The risks associated with phishing are often underestimated. Many still believe that the consequences are limited to having to change a few passwords, scan their network, or even have a comprehensive security policy.
However, as we will see, phishing can have a very broad impact, and risk management must therefore be adapted accordingly.
Let's start by defining risk management and phishing in two sentences:
IT risk management involves knowing, analyzing, and measuring internal and external risks to prevent and mitigate threats that can affect a company's activities.
Phishing is a technique used by cybercriminals to entice you to disclose sensitive personal information through fraud or deception.
By definition, phishing attacks are considered external risks, meaning they are not controllable by your organization.
Risks associated with phishing
The risks associated with phishing are numerous for companies but also for employees who fall victim to the attack:
- Financial impact that can sometimes be very significant
- Reputational impact
- Legal impact
- Social impact (depression for the victim)
According to statistics from the company Avanan, 1% of emails are phishing emails, equating to nearly 5 emails per employee per week. Considering that nearly a third of phishing emails bypass the default security system, the threat is very much present.
Regarding the attacks, 2 out of 3 phishing attempts use a malicious link, and more than half contain malware.
Phishing Risk Assessment
The difficulty in managing risks associated with phishing primarily lies in the risk assessment, which is conditioned by a proper understanding of the threat. Once the danger is clearly identified, calculating its criticality allows for the necessary steps to be taken to reduce the risk.
In the case of phishing, the risk is always associated with an intangible asset (without physical substance), and this risk is generally much more challenging to assess than a tangible asset.
Take the example of an employee who has their computer stolen while traveling. It's easy to understand that if the said employee is an intern who has just started at the company, with limited rights and access to the company's network, the financial consequence of the theft is limited to the cost of the computer.
However, if the employee is a member of the executive committee and has no data protection system in place on their computer, the risk is much greater since one can imagine that internal or even confidential documents might be disclosed.
To assess the risks associated with phishing, we will consider the various steps typically used:
- Analysis of consequences
- Frequency or probability analysis
- Assigning a financial value in relation to the consequences and probabilities of risks
As mentioned above, the severity depends on the affected employee but, most importantly, on the information obtained by cybercriminals during the attack.

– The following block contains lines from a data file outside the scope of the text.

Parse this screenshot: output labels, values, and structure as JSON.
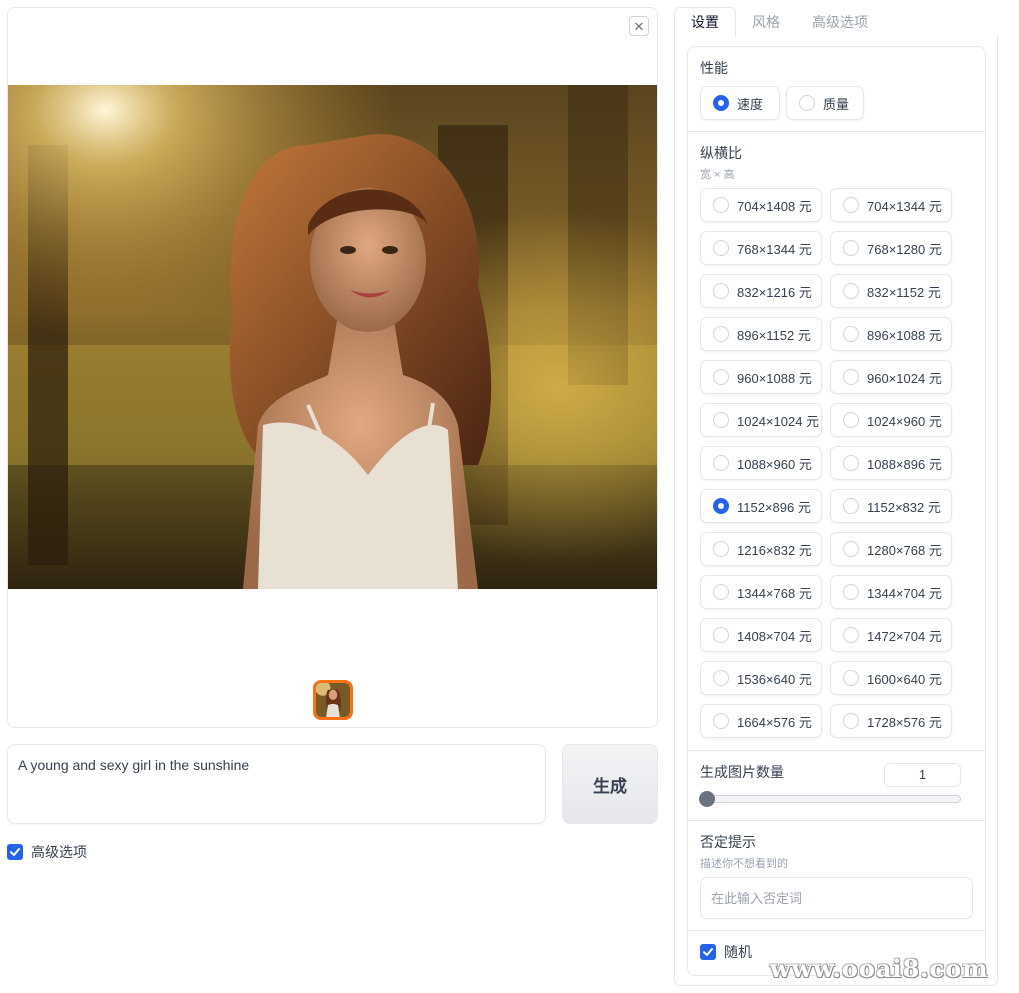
{
  "tabs": [
    "设置",
    "风格",
    "高级选项"
  ],
  "prompt": {
    "value": "A young and sexy girl in the sunshine"
  },
  "generate_label": "生成",
  "advanced_checkbox": {
    "label": "高级选项",
    "checked": true
  },
  "performance": {
    "title": "性能",
    "options": [
      {
        "label": "速度",
        "checked": true
      },
      {
        "label": "质量",
        "checked": false
      }
    ]
  },
  "aspect_ratio": {
    "title": "纵横比",
    "subtitle": "宽 × 高",
    "options": [
      {
        "label": "704×1408 元",
        "checked": false
      },
      {
        "label": "704×1344 元",
        "checked": false
      },
      {
        "label": "768×1344 元",
        "checked": false
      },
      {
        "label": "768×1280 元",
        "checked": false
      },
      {
        "label": "832×1216 元",
        "checked": false
      },
      {
        "label": "832×1152 元",
        "checked": false
      },
      {
        "label": "896×1152 元",
        "checked": false
      },
      {
        "label": "896×1088 元",
        "checked": false
      },
      {
        "label": "960×1088 元",
        "checked": false
      },
      {
        "label": "960×1024 元",
        "checked": false
      },
      {
        "label": "1024×1024 元",
        "checked": false
      },
      {
        "label": "1024×960 元",
        "checked": false
      },
      {
        "label": "1088×960 元",
        "checked": false
      },
      {
        "label": "1088×896 元",
        "checked": false
      },
      {
        "label": "1152×896 元",
        "checked": true
      },
      {
        "label": "1152×832 元",
        "checked": false
      },
      {
        "label": "1216×832 元",
        "checked": false
      },
      {
        "label": "1280×768 元",
        "checked": false
      },
      {
        "label": "1344×768 元",
        "checked": false
      },
      {
        "label": "1344×704 元",
        "checked": false
      },
      {
        "label": "1408×704 元",
        "checked": false
      },
      {
        "label": "1472×704 元",
        "checked": false
      },
      {
        "label": "1536×640 元",
        "checked": false
      },
      {
        "label": "1600×640 元",
        "checked": false
      },
      {
        "label": "1664×576 元",
        "checked": false
      },
      {
        "label": "1728×576 元",
        "checked": false
      }
    ]
  },
  "image_count": {
    "title": "生成图片数量",
    "value": "1"
  },
  "negative_prompt": {
    "title": "否定提示",
    "subtitle": "描述你不想看到的",
    "placeholder": "在此输入否定词"
  },
  "random_checkbox": {
    "label": "随机",
    "checked": true
  },
  "colors": {
    "accent": "#2563eb",
    "thumb_border": "#f97316"
  },
  "watermark": "www.ooai8.com"
}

The consequences analysis is used to estimate the likely effects of identified hazardous events. It can be qualitative or quantitative.
Probability can be calculated based on the company's history of phishing attacks or the results obtained from simulations conducted by the IT department. Be aware, the attack history does not necessarily reflect future events.
Reducing Phishing-Related Risk
To lessen the impact of a phishing attack, your company must take the following steps:
- Develop a protection plan against phishing with a system to measure effectiveness over time: phishing campaigns, smishing, awareness, conferences, etc.
- Expand your employees' knowledge by offering specific and on-demand training
- Identify key personnel (CISO, CIO, etc.) then assign and communicate their responsibilities
- Implement a system for reporting phishing attacks and train employees on its use
- Invest in a system capable of identifying suspicious emails
Remember, it's impossible to be 100% protected against a phishing attack; there will always be risks involved. However, it's entirely possible to minimize the residual risk by adopting the right reflexes and implementing the measures described above.
Among these security measures, raising employee awareness is particularly effective. Invest in your overall cultural awareness to turn your employees into genuine active elements of your defense.
We know very well, in cybersecurity, the human factor is the main vulnerability. Cybersecurity is therefore everyone's business, and the acculturation process must start with a comprehensive and systematic awareness of employees.